There's what could have been done, and then there's what evidence shows was done.
No evidence has been found that I recall of clam shells or coconut shells being placed in the fire.
Heating water in a paper cup or coconut shell may be well known now, but was it known in 1937?
To do it, you have to know how to do it, and you need to have or make a suitable container.
If you don't have a container, you have to know how to make one and have the means to make one.
There was discussion of this on previous threads.
There was not much available in the way of survival training in the 1930s. The military got involved in it by way of WWII.

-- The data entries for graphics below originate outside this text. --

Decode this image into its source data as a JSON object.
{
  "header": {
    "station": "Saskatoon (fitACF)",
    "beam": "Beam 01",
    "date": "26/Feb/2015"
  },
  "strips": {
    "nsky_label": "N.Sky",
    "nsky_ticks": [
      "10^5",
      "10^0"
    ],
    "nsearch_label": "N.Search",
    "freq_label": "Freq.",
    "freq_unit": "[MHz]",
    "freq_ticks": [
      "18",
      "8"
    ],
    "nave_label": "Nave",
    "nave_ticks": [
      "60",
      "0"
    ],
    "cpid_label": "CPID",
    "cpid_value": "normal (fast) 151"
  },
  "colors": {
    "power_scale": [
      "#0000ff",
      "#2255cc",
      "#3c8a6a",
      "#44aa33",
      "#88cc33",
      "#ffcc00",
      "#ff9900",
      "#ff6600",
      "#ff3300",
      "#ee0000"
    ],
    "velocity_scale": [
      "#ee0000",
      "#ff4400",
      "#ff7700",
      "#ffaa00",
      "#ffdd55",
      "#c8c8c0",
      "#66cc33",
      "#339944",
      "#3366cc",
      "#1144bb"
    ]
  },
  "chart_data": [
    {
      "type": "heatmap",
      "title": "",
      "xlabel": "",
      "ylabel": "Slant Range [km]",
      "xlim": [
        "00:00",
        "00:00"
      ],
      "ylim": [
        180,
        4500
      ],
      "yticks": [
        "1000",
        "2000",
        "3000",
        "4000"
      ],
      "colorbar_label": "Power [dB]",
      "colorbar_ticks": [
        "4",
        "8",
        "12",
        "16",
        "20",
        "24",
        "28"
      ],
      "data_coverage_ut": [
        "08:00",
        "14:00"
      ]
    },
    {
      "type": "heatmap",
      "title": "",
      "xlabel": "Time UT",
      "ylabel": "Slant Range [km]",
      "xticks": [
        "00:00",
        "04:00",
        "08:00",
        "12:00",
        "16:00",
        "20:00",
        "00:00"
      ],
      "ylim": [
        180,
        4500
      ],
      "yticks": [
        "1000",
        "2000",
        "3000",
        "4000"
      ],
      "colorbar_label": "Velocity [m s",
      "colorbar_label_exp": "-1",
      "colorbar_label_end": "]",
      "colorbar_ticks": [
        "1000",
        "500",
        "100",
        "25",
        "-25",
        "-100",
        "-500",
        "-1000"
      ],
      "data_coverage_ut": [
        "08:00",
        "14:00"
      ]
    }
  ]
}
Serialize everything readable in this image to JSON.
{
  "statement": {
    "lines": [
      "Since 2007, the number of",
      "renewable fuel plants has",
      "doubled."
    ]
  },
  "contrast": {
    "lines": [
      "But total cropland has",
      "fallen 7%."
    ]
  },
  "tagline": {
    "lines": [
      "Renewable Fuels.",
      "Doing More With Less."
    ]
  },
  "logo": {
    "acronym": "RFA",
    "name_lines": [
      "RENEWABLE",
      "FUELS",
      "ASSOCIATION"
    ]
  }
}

The main source of any such training (limited as it might have been) was the Scouting programs. I don't know what might have been taught in the Girl Scouts, but the Boy Scouts offered a fair amount of useful training (based on what my grandfather, a Boy Scout c.1910, and my father, a Boy Scout c.1939, have told me). But I also haven't seen any record that Earhart or Noonan had been Scouts. Nor that they had sought out any such training in preparation for the flight. Amelia was not big on thorough preparation -- even obvious things like learning Morse Code, or making sure the radios worked, and how to operate them. She wasn't even terribly careful about preflighting her airplane. It just wasn't in her nature to take the time to have survival training she had no intention of needing.
It's a reasonable question whether even an islander, stranded with no outside help and only the tools that have been found, could have survived for very long.
Christian has put it very well -- they were just not prepared for this. It's remarkable that at least one appears to have survived for more than a few days.